Zehn miteinander verwobene Erzählungen, ein Schauplatz: Philadelphia. Emma Copley Eisenberg lässt in „Fat Swim“ Figuren aufeinandertreffen, deren Körper im Mittelpunkt stehen – nicht als Problem, sondern als Ausgangspunkt für Begehren, Scham und Verbindung. In der Titelgeschichte beobachtet ein junges Mädchen eine Gruppe dicker Frauen am örtlichen Schwimmbad und lernt von ihnen etwas über den eigenen, sich verändernden Körper.

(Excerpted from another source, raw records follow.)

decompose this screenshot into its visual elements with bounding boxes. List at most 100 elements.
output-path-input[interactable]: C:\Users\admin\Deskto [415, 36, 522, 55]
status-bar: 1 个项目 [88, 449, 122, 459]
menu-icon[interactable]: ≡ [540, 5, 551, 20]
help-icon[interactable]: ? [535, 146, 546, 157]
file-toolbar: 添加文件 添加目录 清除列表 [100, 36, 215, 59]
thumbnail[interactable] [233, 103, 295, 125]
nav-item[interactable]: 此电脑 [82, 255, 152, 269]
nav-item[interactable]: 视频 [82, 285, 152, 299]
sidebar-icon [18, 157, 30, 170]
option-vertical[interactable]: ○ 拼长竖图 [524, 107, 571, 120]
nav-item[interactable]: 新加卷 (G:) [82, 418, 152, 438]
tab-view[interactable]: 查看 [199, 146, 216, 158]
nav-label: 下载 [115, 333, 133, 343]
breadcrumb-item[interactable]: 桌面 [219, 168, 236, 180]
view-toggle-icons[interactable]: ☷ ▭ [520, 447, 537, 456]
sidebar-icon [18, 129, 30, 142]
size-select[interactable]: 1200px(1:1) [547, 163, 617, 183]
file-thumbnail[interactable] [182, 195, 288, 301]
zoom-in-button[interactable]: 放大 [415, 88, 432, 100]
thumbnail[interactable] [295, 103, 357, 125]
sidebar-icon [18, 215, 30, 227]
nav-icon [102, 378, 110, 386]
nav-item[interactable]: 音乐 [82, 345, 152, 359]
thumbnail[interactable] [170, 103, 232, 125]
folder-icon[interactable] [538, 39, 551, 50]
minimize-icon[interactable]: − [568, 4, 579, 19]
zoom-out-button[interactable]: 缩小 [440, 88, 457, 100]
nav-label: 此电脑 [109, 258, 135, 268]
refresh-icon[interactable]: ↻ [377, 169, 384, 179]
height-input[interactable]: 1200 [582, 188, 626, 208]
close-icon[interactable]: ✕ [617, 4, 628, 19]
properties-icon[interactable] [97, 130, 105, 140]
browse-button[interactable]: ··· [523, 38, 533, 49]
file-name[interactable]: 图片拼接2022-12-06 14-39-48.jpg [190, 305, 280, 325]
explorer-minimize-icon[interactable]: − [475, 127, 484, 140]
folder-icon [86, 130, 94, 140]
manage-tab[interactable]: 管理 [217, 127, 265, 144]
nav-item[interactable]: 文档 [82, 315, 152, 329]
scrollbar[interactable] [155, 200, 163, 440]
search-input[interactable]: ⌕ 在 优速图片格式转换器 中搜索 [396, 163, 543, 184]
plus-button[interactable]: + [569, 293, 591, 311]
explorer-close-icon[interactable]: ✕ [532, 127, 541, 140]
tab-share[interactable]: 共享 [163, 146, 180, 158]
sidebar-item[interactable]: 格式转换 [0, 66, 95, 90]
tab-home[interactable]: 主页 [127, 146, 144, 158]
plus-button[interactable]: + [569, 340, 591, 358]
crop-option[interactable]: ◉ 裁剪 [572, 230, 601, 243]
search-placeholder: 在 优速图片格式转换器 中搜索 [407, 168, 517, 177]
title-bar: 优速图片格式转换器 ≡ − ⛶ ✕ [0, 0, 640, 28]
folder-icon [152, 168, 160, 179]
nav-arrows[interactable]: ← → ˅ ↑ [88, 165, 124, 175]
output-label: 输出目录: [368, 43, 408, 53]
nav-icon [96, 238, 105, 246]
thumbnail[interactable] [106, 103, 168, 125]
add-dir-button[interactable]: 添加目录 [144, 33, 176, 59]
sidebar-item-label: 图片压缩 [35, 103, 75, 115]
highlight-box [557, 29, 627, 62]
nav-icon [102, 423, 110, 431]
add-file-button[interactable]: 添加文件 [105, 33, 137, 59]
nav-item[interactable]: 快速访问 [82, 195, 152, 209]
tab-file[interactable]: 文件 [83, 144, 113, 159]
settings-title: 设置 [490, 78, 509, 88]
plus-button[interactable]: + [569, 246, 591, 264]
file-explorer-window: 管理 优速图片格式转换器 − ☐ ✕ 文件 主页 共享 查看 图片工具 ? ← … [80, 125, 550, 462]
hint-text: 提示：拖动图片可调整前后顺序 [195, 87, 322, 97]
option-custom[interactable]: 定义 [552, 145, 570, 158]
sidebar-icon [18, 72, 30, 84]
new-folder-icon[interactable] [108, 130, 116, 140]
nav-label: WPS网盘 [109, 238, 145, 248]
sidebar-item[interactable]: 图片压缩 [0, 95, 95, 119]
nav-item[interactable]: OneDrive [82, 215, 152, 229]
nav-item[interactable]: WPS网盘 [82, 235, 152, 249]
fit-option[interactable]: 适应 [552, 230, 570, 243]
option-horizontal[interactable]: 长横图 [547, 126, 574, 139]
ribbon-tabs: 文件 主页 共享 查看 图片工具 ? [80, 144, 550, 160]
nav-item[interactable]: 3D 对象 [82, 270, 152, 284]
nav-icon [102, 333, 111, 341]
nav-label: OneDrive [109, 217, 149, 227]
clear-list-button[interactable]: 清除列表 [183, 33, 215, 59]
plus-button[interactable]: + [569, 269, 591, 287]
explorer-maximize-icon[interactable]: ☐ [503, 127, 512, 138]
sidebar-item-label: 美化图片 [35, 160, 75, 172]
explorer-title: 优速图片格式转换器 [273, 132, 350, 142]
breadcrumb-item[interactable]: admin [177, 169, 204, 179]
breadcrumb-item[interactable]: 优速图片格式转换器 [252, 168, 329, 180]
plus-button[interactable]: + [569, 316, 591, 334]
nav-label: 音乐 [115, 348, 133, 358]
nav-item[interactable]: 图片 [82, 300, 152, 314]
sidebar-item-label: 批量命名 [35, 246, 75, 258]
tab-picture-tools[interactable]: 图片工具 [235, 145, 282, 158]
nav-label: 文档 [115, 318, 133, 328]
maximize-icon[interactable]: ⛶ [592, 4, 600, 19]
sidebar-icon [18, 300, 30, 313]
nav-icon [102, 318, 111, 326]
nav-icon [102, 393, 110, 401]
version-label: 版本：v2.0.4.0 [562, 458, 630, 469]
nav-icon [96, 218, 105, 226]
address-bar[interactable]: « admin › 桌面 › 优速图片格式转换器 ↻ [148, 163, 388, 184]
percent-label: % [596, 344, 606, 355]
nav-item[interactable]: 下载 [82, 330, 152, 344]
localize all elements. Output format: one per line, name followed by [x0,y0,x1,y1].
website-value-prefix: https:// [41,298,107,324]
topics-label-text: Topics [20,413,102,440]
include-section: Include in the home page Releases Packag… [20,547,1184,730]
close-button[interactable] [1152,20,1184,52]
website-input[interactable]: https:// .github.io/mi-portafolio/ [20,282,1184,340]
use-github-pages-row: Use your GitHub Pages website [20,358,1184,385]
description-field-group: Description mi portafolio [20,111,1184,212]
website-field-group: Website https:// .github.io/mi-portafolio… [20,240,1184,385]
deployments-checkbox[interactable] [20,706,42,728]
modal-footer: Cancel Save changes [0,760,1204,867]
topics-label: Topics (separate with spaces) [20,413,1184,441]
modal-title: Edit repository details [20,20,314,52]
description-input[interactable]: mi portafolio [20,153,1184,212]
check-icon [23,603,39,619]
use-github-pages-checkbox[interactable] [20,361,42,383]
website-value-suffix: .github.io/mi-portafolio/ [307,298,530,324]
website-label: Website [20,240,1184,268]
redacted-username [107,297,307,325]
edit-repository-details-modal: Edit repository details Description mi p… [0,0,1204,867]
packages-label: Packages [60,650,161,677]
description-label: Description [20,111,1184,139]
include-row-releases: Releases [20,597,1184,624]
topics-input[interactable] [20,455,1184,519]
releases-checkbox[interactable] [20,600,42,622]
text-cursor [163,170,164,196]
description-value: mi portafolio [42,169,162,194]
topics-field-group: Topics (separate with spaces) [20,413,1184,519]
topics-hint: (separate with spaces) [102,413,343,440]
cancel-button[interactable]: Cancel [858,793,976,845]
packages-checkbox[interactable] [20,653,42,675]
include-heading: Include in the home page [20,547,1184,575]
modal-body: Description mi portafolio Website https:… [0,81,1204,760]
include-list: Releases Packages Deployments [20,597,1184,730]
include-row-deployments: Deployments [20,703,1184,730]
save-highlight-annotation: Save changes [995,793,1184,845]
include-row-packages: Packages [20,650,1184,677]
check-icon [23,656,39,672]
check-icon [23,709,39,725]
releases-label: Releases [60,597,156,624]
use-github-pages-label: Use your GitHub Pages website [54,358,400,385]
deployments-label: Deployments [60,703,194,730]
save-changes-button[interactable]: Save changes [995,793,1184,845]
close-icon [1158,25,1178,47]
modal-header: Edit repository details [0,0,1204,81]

Andere Geschichten folgen einer trans Bibliothekarin, die als Assistentin eines betagten Science-Fiction-Autors heimlich dessen Dating-Nachrichten sortiert, oder einer Boomer-Rentnerin, die zu verstehen versucht, was das Nichtbinär-Sein und die Polyamorie ihres Kindes für ihr eigenes Weltbild bedeuten. Eisenberg schreibt gegen das, was sie selbst als „fatphobe Ödnis“ der Gegenwartsliteratur bezeichnet – mit Figuren, die trotz aller Zumutungen komplex und menschlich bleiben.
Die Sammlung erschien im April 2026 bei Hogarth.